More so, for faculty, much of their activity is not a matter of employment. While faculty may loosely said to be employed, the actual master-servant relationship by which an employee might be employed is very narrow for faculty. When it comes to their teaching, they may be assigned to a department, and the department may assign them courses, but Yale does not have standing to direct the substance of their teaching. Inventions arising in faculty instruction are not made in an activity for which a faculty member is employed. For the substance of teaching, as that of research, faculty are appointed. They may even be assigned or permitted. But they aren’t employed unless they expressly waive their freedoms of inquiry and speech and publication. To do so in general would require abrogating academic freedoms that are foundational to the university. The university would no longer be a university. It would be a corporation and the control of its activities would be administrative.

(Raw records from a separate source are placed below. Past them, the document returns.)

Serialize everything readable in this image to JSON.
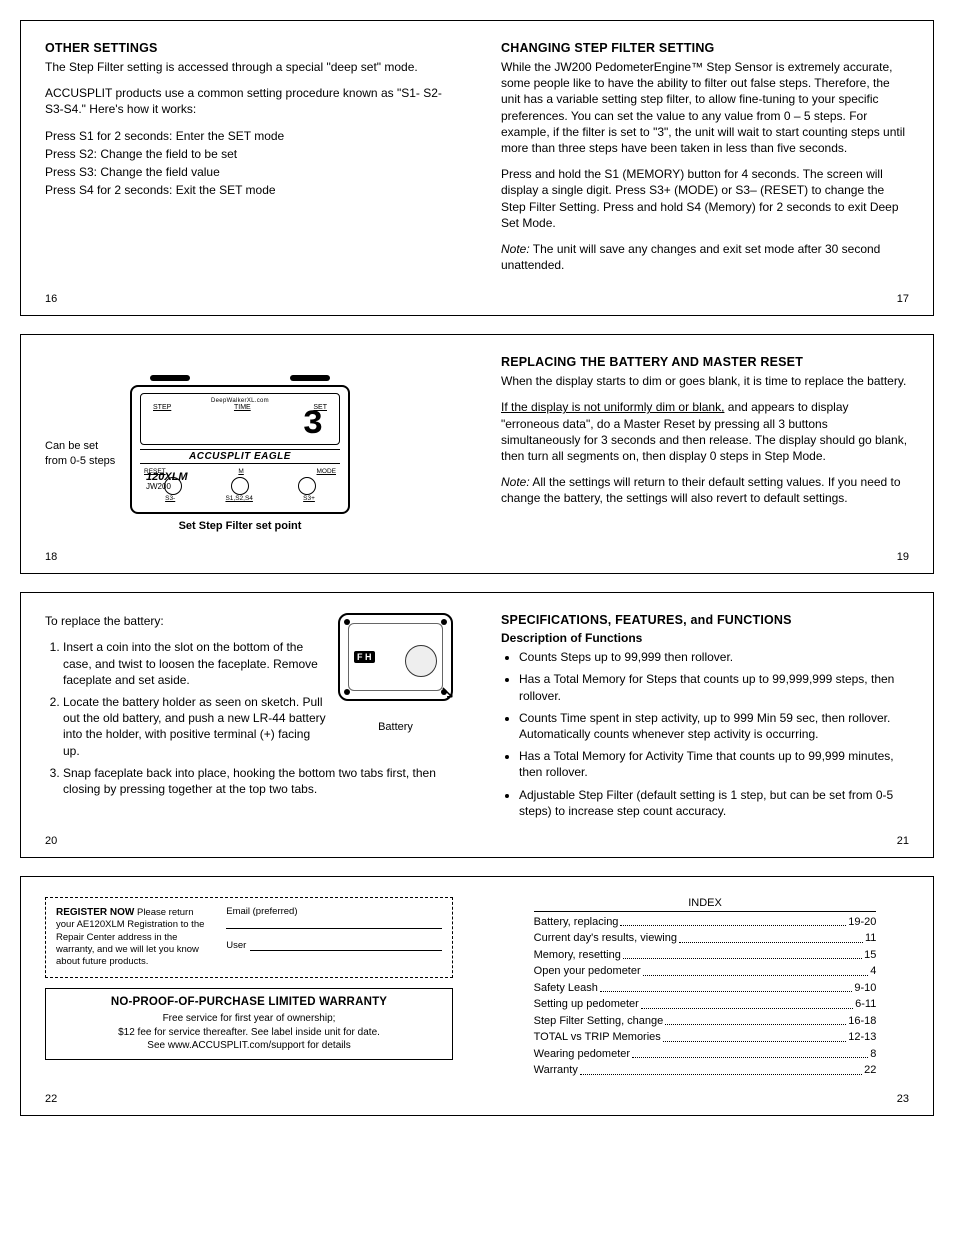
{
  "p16": {
    "h": "OTHER SETTINGS",
    "a": "The Step Filter setting is accessed through a special \"deep set\" mode.",
    "b": "ACCUSPLIT products use a common setting procedure known as \"S1- S2-S3-S4.\" Here's how it works:",
    "s1": "Press S1 for 2 seconds: Enter the SET mode",
    "s2": "Press S2: Change the field to be set",
    "s3": "Press S3: Change the field value",
    "s4": "Press S4 for 2 seconds: Exit the SET mode",
    "pg": "16"
  },
  "p17": {
    "h": "CHANGING STEP FILTER SETTING",
    "a": "While the JW200 PedometerEngine™ Step Sensor is extremely accurate, some people like to have the ability to filter out false steps. Therefore, the unit has a variable setting step filter, to allow fine-tuning to your specific preferences. You can set the value to any value from 0 – 5 steps. For example, if the filter is set to \"3\", the unit will wait to start counting steps until more than three steps have been taken in less than five seconds.",
    "b": "Press and hold the S1 (MEMORY) button for 4 seconds. The screen will display a single digit. Press S3+ (MODE) or S3– (RESET) to change the Step Filter Setting. Press and hold S4 (Memory) for 2 seconds to exit Deep Set Mode.",
    "note_l": "Note:",
    "note": " The unit will save any changes and exit set mode after 30 second unattended.",
    "pg": "17"
  },
  "p18": {
    "callout": "Can be set from 0-5 steps",
    "screen_top": "DeepWalkerXL.com",
    "lbl_step": "STEP",
    "lbl_time": "TIME",
    "lbl_set": "SET",
    "digit": "3",
    "brand": "ACCUSPLIT EAGLE",
    "reset": "RESET",
    "m": "M",
    "mode": "MODE",
    "model_a": "120XLM",
    "model_b": "JW200",
    "s3m": "S3-",
    "s124": "S1,S2,S4",
    "s3p": "S3+",
    "caption": "Set Step Filter set point",
    "pg": "18"
  },
  "p19": {
    "h": "REPLACING THE BATTERY AND MASTER RESET",
    "a": "When the display starts to dim or goes blank, it is time to replace the battery.",
    "b_u": "If the display is not uniformly dim or blank,",
    "b_rest": " and appears to display \"erroneous data\", do a Master Reset by pressing all 3 buttons simultaneously for 3 seconds and then release. The display should go blank, then turn all segments on, then display 0 steps in Step Mode.",
    "note_l": "Note:",
    "note": " All the settings will return to their default setting values. If you need to change the battery, the settings will also revert to default settings.",
    "pg": "19"
  },
  "p20": {
    "intro": "To replace the battery:",
    "li1": "Insert a coin into the slot on the bottom of the case, and twist to loosen the faceplate. Remove faceplate and set aside.",
    "li2": "Locate the battery holder as seen on sketch. Pull out the old battery, and push a new LR-44 battery into the holder, with positive terminal (+) facing up.",
    "li3": "Snap faceplate back into place, hooking the bottom two tabs first, then closing by pressing together at the top two tabs.",
    "fh": "F H",
    "bat": "Battery",
    "pg": "20"
  },
  "p21": {
    "h": "SPECIFICATIONS, FEATURES, and FUNCTIONS",
    "sub": "Description of Functions",
    "li1": "Counts Steps up to 99,999 then rollover.",
    "li2": "Has a Total Memory for Steps that counts up to 99,999,999 steps, then rollover.",
    "li3": "Counts Time spent in step activity, up to 999 Min 59 sec, then rollover. Automatically counts whenever step activity is occurring.",
    "li4": "Has a Total Memory for Activity Time that counts up to 99,999 minutes, then rollover.",
    "li5": "Adjustable Step Filter (default setting is 1 step, but can be set from 0-5 steps) to increase step count accuracy.",
    "pg": "21"
  },
  "p22": {
    "reg_h": "REGISTER NOW",
    "reg_t": " Please return your AE120XLM Registration to the Repair Center address in the warranty, and we will let you know about future products.",
    "email": "Email (preferred)",
    "user": "User",
    "w_h": "NO-PROOF-OF-PURCHASE LIMITED WARRANTY",
    "w1": "Free service for first year of ownership;",
    "w2": "$12 fee for service thereafter. See label inside unit for date.",
    "w3": "See www.ACCUSPLIT.com/support for details",
    "pg": "22"
  },
  "p23": {
    "h": "INDEX",
    "rows": [
      {
        "l": "Battery, replacing",
        "p": "19-20"
      },
      {
        "l": "Current day's results, viewing",
        "p": "11"
      },
      {
        "l": "Memory, resetting",
        "p": "15"
      },
      {
        "l": "Open your pedometer",
        "p": "4"
      },
      {
        "l": "Safety Leash",
        "p": "9-10"
      },
      {
        "l": "Setting up pedometer",
        "p": "6-11"
      },
      {
        "l": "Step Filter Setting, change",
        "p": "16-18"
      },
      {
        "l": "TOTAL vs TRIP Memories",
        "p": "12-13"
      },
      {
        "l": "Wearing pedometer",
        "p": "8"
      },
      {
        "l": "Warranty",
        "p": "22"
      }
    ],
    "pg": "23"
  }
}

That might be the administrator’s dream, but it’s a corruption of the idea of the university and why we give universities special standing, such as to receive billions of dollars in federal research awards. Those awards do not come because universities are corporations but rather they come because we judge it to be in our interest that faculty with freedom from corporate controls propose research that might discover or validate or collect or invent or compose things that will prove to be, someday, of importance to us. A university does not become more interesting and competitive for public assistance because it asserts corporate control over the activities of its faculty. It becomes less–much less– competitive for federal assistance. It is much less attractive than, say, contract research organizations that bring a focus on providing competitive services to clients. University administrators, once they get this bug, however, disregard the idea that a university might depend on the freedom of its faculty for its social authority and tend to think that all that matters is the efficient means by which they assert their authority.

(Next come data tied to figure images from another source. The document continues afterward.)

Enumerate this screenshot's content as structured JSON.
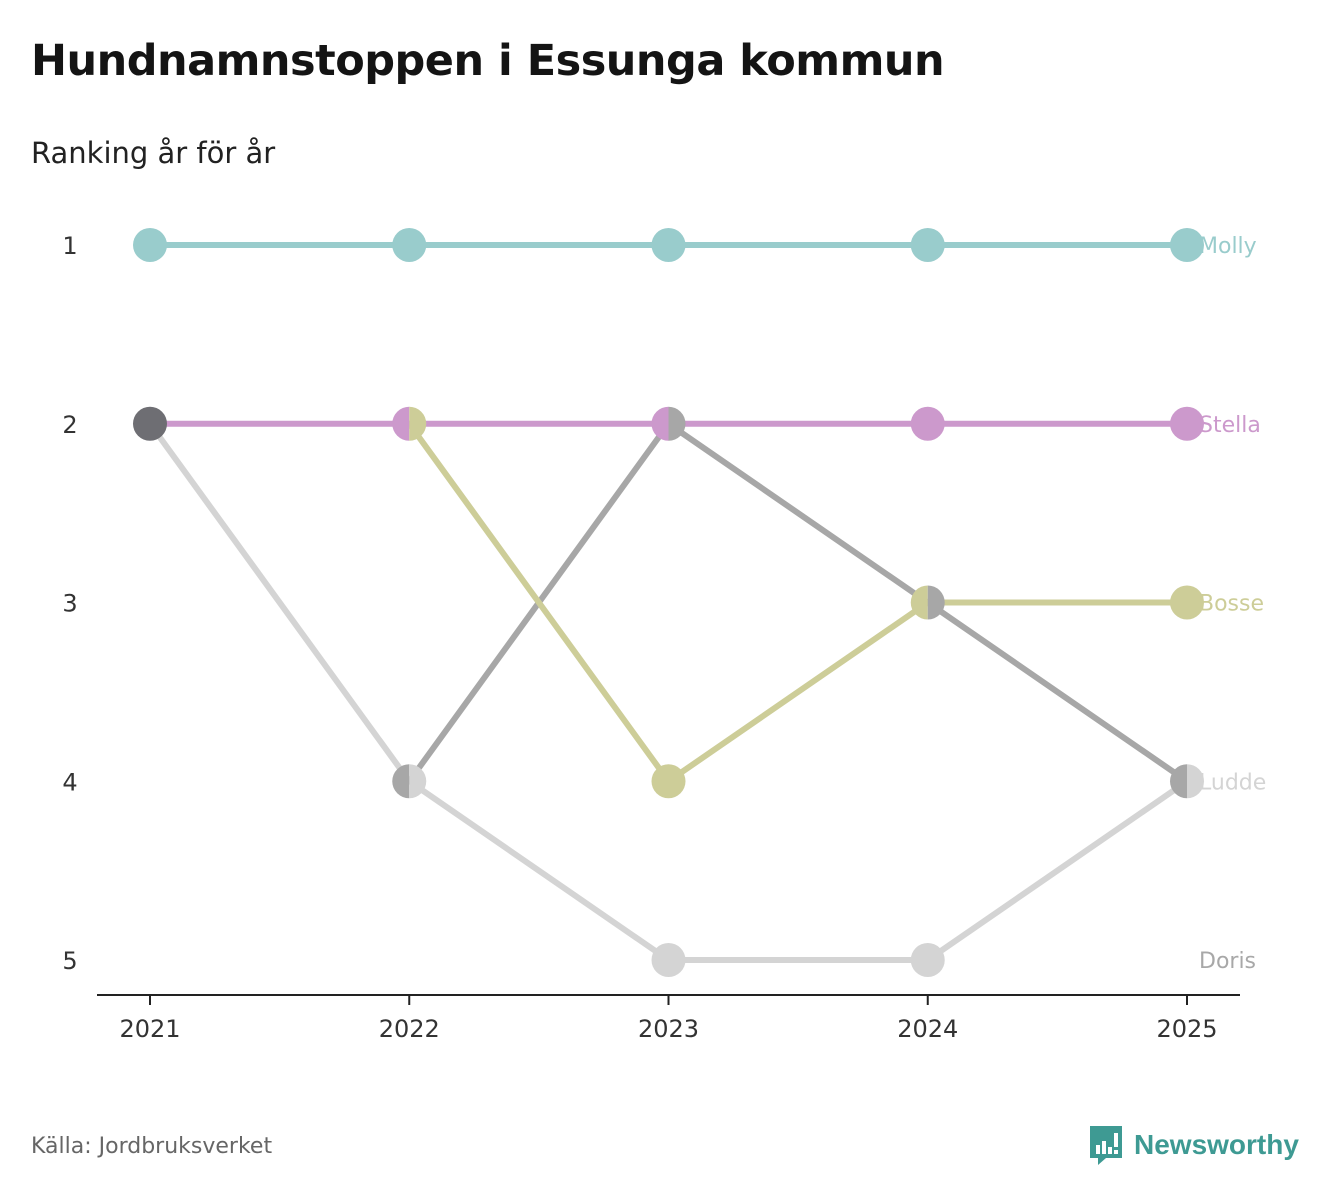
{
  "title": "Hundnamnstoppen i Essunga kommun",
  "subtitle": "Ranking år för år",
  "source": "Källa: Jordbruksverket",
  "brand": {
    "name": "Newsworthy",
    "icon": "newsworthy-logo-icon",
    "color": "#3e9a93"
  },
  "chart_data": {
    "type": "line",
    "subtype": "bump",
    "x": [
      "2021",
      "2022",
      "2023",
      "2024",
      "2025"
    ],
    "y_ticks": [
      "1",
      "2",
      "3",
      "4",
      "5"
    ],
    "ylim": [
      1,
      5
    ],
    "y_reversed": true,
    "grid": false,
    "series": [
      {
        "name": "Doris",
        "color": "#d4d4d4",
        "label_color": "#a8a8a8",
        "values": [
          2,
          4,
          5,
          5,
          4
        ]
      },
      {
        "name": "Ludde",
        "color": "#a7a7a7",
        "label_color": "#d4d4d4",
        "values": [
          null,
          4,
          2,
          3,
          4
        ]
      },
      {
        "name": "Bosse",
        "color": "#cdcd98",
        "label_color": "#cdcd98",
        "values": [
          null,
          2,
          4,
          3,
          3
        ]
      },
      {
        "name": "Stella",
        "color": "#cc99cc",
        "label_color": "#cc99cc",
        "values": [
          2,
          2,
          2,
          2,
          2
        ]
      },
      {
        "name": "Molly",
        "color": "#99cccc",
        "label_color": "#99cccc",
        "values": [
          1,
          1,
          1,
          1,
          1
        ]
      }
    ],
    "shared_point": {
      "x": "2021",
      "y": 2,
      "color": "#6e6e73"
    }
  }
}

Yale’s policy here is “report everything and Yale decides what it means by auspices when it claims ownership.” In the other part of Yale’s policy, the idea is “you decide what’s under Yale’s auspices and report that, and then Yale will evaluate it and decide whether to file a patent application, and if so, will request assignment.” These two are different things. In the case of inventions that aren’t made under Yale’s auspices, Yale has no legitimate business to see those inventions in advance of their publication in the patent literature. Yale has by policy no claim on them. Yet here Yale asserts that claim anyway. Why? Apparently because it does not trust its personnel to determine what is and isn’t Yale-claimable.

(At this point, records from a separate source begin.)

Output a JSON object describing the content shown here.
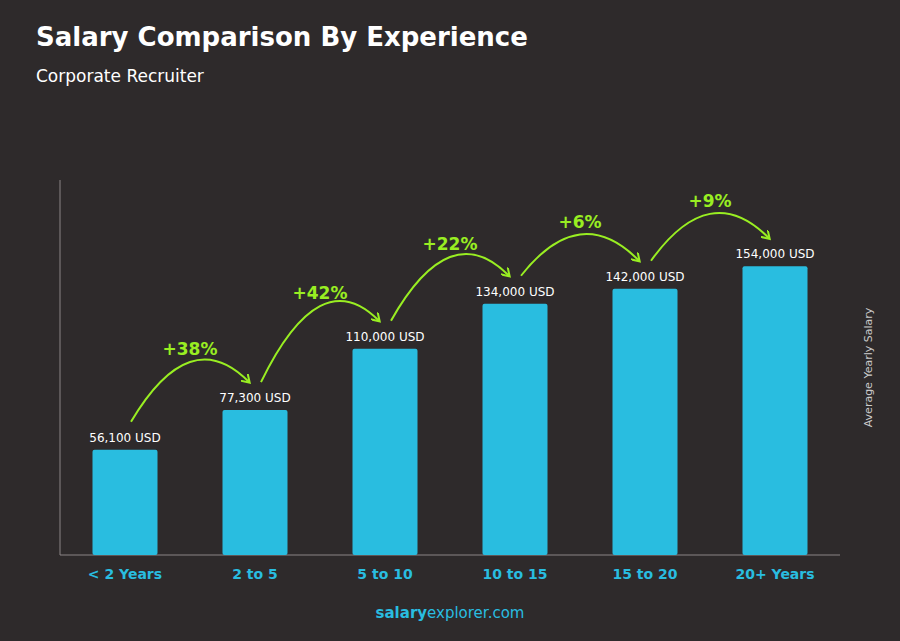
{
  "chart_data": {
    "type": "bar",
    "title": "Salary Comparison By Experience",
    "subtitle": "Corporate Recruiter",
    "ylabel": "Average Yearly Salary",
    "categories": [
      "< 2 Years",
      "2 to 5",
      "5 to 10",
      "10 to 15",
      "15 to 20",
      "20+ Years"
    ],
    "values": [
      56100,
      77300,
      110000,
      134000,
      142000,
      154000
    ],
    "value_labels": [
      "56,100 USD",
      "77,300 USD",
      "110,000 USD",
      "134,000 USD",
      "142,000 USD",
      "154,000 USD"
    ],
    "data_labels": true,
    "annotations": [
      "+38%",
      "+42%",
      "+22%",
      "+6%",
      "+9%"
    ],
    "footer": [
      "salary",
      "explorer.com"
    ],
    "color": "#29bde0",
    "ylim": [
      0,
      200000
    ],
    "tick_labels": "x",
    "grid": false
  }
}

But for the Patent Policy Acknowledgement & Agreement, the issue has nothing to do with facilities or personnel. It has to do with what patentable invention deliverables under contract Yale has agreed to produce. For these, it does not matter whether Yale facilities have been used or other Yale personnel are involved. All that matters is that an invention has been made, it is patentable, and it is within scope of a research agreement as a deliverable. In trying to be broad–overly broad, so that its generalizations become ambiguous when not unconscionable–the Yale agreement fails to articulate the actual scope of concern for any given research funding agreement, federal or non-federal. The Yale agreement doesn’t do what it should and does what it shouldn’t. How can people get things so very wrong?